July 18, 2003

WAR DEAD FOUND

Visit any town in Australia and you’ll find a memorial to those killed in World War I. We lost more than 58,000 from a population of only four million.

Hundreds of the dead may have been located in France:

A mass grave containing the remains of 250 missing Australian soldiers is believed to have been found in a French field, 87 years after they were killed in the battle of Fromelles - one of the bloodiest encounters of World War I.

(Via reader Zsa Zsa.)

Posted by Tim Blair at July 18, 2003 04:08 AM
Comments

They were discovered when the Richter Scale went haywire from a mass rolling over after a De Villepin speach at the UN.

Posted by: James Dudek at July 18, 2003 at 04:36 AM

I read the article. Seems as if all the officials want to do is put up a plaque.

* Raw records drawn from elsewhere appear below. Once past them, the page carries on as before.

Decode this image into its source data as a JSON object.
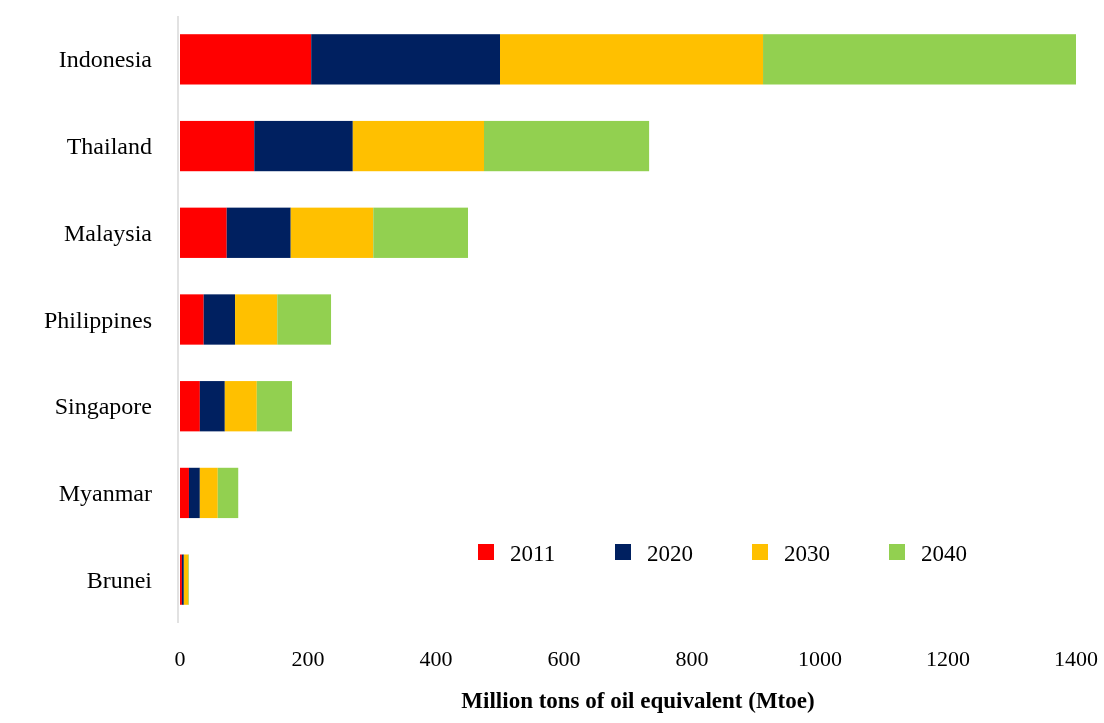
{
  "chart_data": {
    "type": "bar",
    "orientation": "horizontal",
    "stacked": true,
    "xlabel": "Million tons of oil equivalent (Mtoe)",
    "categories": [
      "Indonesia",
      "Thailand",
      "Malaysia",
      "Philippines",
      "Singapore",
      "Myanmar",
      "Brunei"
    ],
    "series": [
      {
        "name": "2011",
        "color": "#ff0000",
        "values": [
          205,
          116,
          73,
          37,
          31,
          14,
          3
        ]
      },
      {
        "name": "2020",
        "color": "#002060",
        "values": [
          295,
          154,
          100,
          49,
          39,
          17,
          3
        ]
      },
      {
        "name": "2030",
        "color": "#ffc000",
        "values": [
          411,
          205,
          129,
          66,
          50,
          28,
          7
        ]
      },
      {
        "name": "2040",
        "color": "#92d050",
        "values": [
          489,
          258,
          148,
          84,
          55,
          32,
          1
        ]
      }
    ],
    "xlim": [
      0,
      1400
    ],
    "xticks": [
      0,
      200,
      400,
      600,
      800,
      1000,
      1200,
      1400
    ],
    "grid": false,
    "legend": "bottom right"
  }
}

Perhaps it would be too much money, but I don't see why they can't recover as many remains as possible and bury them decently someplace? If I had lost someone and felt he may be buried there, I'd appreciate them at least trying to give some a better burial.

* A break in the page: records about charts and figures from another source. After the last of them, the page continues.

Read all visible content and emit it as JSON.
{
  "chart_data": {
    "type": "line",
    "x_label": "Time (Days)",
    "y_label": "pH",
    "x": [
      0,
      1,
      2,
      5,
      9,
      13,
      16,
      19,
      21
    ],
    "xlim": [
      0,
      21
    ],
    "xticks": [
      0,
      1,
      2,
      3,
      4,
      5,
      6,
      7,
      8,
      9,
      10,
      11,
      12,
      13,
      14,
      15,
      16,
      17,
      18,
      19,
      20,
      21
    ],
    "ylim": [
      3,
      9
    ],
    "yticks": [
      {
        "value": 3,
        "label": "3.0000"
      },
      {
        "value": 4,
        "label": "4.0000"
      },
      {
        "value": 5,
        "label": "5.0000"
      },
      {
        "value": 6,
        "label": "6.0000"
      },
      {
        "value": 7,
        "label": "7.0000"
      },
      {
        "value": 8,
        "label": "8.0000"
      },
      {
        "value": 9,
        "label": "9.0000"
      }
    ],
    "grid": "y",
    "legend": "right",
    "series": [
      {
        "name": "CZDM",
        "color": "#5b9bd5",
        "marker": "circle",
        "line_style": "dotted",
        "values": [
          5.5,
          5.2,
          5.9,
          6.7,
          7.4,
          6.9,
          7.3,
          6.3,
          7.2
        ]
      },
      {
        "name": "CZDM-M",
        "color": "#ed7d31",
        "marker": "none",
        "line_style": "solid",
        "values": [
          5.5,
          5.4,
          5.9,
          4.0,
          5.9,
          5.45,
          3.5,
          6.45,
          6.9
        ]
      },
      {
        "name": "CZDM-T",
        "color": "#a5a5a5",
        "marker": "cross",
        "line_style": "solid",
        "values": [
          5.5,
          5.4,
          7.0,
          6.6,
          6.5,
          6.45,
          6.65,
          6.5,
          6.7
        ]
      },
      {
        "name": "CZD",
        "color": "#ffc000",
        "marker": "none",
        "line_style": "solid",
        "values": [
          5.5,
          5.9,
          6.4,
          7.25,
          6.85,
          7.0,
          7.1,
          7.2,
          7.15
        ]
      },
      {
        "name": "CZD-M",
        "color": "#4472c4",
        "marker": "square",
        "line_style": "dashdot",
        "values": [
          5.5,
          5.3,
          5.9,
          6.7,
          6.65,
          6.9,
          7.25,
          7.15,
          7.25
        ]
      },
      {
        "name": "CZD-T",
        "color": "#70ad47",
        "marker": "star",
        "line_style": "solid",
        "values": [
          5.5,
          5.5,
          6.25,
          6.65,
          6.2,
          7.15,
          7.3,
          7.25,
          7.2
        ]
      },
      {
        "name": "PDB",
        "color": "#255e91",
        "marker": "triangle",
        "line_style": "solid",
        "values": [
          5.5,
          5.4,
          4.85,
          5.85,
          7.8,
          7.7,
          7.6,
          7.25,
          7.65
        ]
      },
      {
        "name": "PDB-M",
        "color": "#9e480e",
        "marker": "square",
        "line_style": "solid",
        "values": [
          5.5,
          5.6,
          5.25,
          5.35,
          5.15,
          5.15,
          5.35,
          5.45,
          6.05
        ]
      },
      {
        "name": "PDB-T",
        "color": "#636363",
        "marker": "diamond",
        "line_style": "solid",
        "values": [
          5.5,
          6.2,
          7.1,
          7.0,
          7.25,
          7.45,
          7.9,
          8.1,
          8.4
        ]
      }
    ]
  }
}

These guys paid with their lives. Shouldn't we treat their remains, now they've been found, with as much respect as possible?

Posted by: Chris Josephson at July 18, 2003 at 07:57 AM

I toured the Gallipoli battlefields when I was in Turkey last year. Unbelievable. The trenches are still there. I'm sure there are many other unmarked graves still there, due to the mass casualties and the heat they had to be buried fast in many cases.

Posted by: Alice at July 18, 2003 at 11:25 AM

What weasles!

What a pity that it took the words of an 'enemy' to express exactly what our so called friends should be expressing now:

sons front far away countries
Wipe away your tears,
Your sons are now lying in our bosom
And are in peace
After having lost their lives on this land
They have become our sons as well

Kemal Attaturk

Posted by: nic at July 18, 2003 at 11:34 AM

nic, ozzies covey sadness through humour and comedy.To say something like Attaturk would arouse suspicioun and properly, as in:
another bastard climbing the greasy pole on the back of others .

The contrast is Kipling's haunting poem, the first mode war poem, Charge of the Light Brigade,
ending in a melancholy line unequalled before nor since:
`And for half a century they have lain their dead.'

Don't be silly nic.

Posted by: d at July 18, 2003 at 02:04 PM

Before anyone says the fucking obvious: TENNYSON.
But Kipling was pucker too so, nanyah nanayh..ad bloody infinitum.

Posted by: d at July 18, 2003 at 03:01 PM

Nothing to say, but remember each man had a life, a unique personality, a wonderful Aussie outlook and humour, whose memory should be kept as fresh and strong as any loss today.

Posted by: Paul at July 18, 2003 at 05:51 PM

Let the dead stay where they are.

The Englishman Rupert Brooke, (who died of blood poisoning on his way to Gallipoli, and who is buried on the island of Skyros)
wrote in his poem
The Soldier,

"If I should die, think only this of me;
That there's some corner of a foreign field
That is for ever England."

Well, there is also a bit of a French field that is forever Australian.

Posted by: Bai at July 19, 2003 at 01:57 AM

Regardless of where tthe remains are interred;
They are forever ours
Forever Australians
Never forgotten
Always honoured.

At the going down of the sun,
and, in the morning,
We will remember them.

Piss off , all you pommies and frogs, you didn't give a shit in 1914, you don't give a shit now.
I do- I'm an Aussie and proud of it.